Irritated about people mixing us up and confused about my identity, I consciously tried to appear different from my sis. I cut my hair short while she kept hers long, or I'd do my hair in another way. Maybe it was the haircut that destined me to play the masculine role when me and my sis acted as a couple in drama class (ours was a single sex school). I even voiced the role of a boy in a soundbook me and my classmates produced. Actually, even now I still think of her as more feminine.
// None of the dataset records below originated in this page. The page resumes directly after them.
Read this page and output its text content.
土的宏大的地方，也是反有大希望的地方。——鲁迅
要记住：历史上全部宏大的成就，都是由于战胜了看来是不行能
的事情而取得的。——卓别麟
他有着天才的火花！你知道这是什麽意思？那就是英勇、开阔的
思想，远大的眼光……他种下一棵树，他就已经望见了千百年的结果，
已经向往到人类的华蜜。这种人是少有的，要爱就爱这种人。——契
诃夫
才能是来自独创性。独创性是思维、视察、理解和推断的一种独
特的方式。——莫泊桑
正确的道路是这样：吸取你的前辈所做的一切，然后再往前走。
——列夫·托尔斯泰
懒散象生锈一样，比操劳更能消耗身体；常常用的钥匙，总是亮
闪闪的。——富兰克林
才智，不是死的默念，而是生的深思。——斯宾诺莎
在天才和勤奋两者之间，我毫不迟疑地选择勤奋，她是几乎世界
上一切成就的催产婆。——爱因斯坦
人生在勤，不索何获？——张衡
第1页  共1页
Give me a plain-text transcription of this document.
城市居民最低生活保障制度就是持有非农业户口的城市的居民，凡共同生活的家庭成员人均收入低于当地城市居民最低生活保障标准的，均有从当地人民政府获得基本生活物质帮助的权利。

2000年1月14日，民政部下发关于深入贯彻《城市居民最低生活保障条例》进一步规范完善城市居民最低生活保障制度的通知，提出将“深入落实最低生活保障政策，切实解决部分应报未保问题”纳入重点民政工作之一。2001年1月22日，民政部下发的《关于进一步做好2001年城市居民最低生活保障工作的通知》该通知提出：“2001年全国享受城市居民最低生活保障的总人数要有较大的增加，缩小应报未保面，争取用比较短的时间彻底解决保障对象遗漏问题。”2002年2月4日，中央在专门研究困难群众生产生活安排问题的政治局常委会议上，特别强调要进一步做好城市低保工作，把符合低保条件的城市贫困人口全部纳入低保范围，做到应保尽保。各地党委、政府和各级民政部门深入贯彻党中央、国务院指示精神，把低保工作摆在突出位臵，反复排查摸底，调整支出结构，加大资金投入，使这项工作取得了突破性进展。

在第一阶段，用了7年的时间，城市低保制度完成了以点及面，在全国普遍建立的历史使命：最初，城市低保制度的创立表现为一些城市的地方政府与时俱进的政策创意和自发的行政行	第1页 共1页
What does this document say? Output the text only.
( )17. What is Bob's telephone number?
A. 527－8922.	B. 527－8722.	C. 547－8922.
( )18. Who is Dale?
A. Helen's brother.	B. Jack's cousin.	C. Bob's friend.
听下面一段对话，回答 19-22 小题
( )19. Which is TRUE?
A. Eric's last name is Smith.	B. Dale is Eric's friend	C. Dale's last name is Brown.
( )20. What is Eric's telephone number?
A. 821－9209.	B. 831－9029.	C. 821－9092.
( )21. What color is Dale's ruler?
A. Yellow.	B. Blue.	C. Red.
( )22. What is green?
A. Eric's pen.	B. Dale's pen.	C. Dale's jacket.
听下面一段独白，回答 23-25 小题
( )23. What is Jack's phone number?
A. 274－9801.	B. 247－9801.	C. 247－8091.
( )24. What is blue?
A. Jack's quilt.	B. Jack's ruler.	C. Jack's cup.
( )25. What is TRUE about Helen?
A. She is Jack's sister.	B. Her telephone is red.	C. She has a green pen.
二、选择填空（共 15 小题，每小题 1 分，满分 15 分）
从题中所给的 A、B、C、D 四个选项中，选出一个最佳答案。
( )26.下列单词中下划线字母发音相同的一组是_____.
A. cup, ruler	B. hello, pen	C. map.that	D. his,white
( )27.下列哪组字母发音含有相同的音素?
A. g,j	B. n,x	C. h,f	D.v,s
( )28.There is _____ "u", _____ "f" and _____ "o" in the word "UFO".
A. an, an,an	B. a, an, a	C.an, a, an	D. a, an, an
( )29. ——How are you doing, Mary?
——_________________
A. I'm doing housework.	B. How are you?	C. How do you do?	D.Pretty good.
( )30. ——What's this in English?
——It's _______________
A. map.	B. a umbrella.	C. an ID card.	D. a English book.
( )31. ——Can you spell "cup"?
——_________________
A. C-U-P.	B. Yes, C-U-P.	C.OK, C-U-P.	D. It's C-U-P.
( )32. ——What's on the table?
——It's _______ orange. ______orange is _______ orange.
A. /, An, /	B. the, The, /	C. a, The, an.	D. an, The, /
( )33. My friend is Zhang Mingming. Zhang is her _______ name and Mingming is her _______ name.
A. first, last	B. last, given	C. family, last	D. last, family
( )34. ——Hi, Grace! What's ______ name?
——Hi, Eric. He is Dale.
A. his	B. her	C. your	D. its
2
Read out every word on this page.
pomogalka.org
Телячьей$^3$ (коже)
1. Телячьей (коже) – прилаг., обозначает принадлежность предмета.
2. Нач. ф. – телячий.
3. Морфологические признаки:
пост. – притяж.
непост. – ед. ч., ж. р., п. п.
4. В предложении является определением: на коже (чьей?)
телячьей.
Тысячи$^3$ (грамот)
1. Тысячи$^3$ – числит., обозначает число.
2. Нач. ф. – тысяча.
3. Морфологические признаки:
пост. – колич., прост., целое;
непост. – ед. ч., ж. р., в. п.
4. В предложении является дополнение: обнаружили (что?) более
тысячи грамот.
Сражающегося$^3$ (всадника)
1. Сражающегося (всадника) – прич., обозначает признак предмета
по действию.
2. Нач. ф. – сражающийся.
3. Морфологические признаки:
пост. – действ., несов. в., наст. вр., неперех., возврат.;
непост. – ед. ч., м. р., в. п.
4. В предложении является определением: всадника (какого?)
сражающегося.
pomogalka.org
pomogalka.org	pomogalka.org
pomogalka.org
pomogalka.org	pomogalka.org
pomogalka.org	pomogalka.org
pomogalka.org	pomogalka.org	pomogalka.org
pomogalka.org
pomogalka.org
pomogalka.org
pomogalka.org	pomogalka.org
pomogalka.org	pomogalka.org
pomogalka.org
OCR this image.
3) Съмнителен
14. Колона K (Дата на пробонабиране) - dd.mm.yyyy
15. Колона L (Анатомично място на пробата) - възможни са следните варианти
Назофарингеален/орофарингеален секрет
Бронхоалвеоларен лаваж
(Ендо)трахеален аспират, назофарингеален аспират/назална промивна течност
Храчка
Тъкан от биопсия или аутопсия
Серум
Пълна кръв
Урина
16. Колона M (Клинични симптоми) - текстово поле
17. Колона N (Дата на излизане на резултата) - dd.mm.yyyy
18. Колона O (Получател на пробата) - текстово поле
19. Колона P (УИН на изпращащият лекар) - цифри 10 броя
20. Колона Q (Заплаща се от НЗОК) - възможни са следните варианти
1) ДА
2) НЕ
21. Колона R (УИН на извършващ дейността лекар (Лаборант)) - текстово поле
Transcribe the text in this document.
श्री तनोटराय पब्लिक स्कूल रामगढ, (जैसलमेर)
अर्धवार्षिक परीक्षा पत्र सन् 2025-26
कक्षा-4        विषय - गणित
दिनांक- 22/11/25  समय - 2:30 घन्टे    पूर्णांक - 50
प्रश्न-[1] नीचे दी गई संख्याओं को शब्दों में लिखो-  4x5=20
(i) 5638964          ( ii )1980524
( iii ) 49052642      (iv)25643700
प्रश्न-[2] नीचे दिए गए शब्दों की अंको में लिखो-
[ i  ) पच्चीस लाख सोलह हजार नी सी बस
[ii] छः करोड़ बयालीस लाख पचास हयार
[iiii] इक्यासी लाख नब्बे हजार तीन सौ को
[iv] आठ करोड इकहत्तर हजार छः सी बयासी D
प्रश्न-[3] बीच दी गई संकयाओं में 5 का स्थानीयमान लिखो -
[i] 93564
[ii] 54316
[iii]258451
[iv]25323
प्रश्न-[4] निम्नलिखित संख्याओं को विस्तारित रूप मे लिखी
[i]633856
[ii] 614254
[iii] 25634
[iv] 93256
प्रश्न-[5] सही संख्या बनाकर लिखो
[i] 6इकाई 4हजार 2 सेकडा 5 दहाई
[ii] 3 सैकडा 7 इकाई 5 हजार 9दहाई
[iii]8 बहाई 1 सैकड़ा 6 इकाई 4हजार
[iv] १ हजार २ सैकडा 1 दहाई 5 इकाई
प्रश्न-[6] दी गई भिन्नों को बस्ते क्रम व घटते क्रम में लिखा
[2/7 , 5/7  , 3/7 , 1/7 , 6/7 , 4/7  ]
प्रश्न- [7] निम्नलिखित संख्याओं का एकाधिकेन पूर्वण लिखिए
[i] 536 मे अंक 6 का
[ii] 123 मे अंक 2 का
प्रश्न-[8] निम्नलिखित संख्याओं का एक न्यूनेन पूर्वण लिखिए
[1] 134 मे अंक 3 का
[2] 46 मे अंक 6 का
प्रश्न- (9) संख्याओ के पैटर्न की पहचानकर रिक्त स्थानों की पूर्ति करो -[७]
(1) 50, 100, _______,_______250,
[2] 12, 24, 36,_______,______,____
As a student with minimal budget I also had to wear alot of my mum's clothes. It's only recently that I'm able to buy more clothes for myself. While me and my sis used to share stuff, we can't really do so as much anymore. When I expressed my guilt to her the other day over buying so many clothes, she replied, "You should stop thinking of us as having a single wardrobe. We're two different people." Perhaps our practice of wearing the same things when we were young, and our desire to save money by having a single wardrobe, made me forget that we're actually individuals with different taste. We don't fit into the same size and we don't look good in the same styles. Believe me, sharing a wardrobe can be quite troublesome sometimes. There are some pieces that both of us love, so it gets double wear and wears out really fast. Because we're not the same size, some things are too loose on me, or too tight on her. Now with my imminent departure from Singapore individual wardrobes are necessitated.
I think I'm starting to get a better sense of my style, and my sis helps by telling me what works. The hitch is that she tends to be rosy-eyed and thinks everything looks cute on my figure. When I try something on she'll exclaim, "That's so cute!" Even if it's true that I can wear many styles, whether it fits my taste or not is another matter. I'll reply, "Really? Thanks, but is it my style?" I think people tend to take a better view of others than themselves. With ourselves, we'd be more critical, like, "Are you sure it really looks good on me?" It's so much easier to say, "Love it, girlfriend!" than "These jeans look hot on me!" However, I believe that a garment is not really for you unless you feel good and confident in it. No point buying something that's pretty and not wearing it. This has happened to me before. I'd ask my sis, "It's pretty, but is it TOO pretty?" Does that even make sense? I think what I mean is whether it's too feminine. Vintage long skirts are lovely, but they're too feminine for me.
Sometimes when we happen to be shopping alone we might spy stuff that we think is suited for the other. I've bought a green top that I think suits her (she liked it) and I brought her back to the store. A problem happens if I buy something for myself and she ends up liking it. Sometimes I have to get another one for her. I think it's better for us both now because we look more different and have developed our own personalities. At least the PE teacher won't be giving me the death stare because she thinks I skipped a round of running (you can guess who that was!). To be fair, I've done my share of petty stuff as well. I won't say what it is though. This is my blog after all.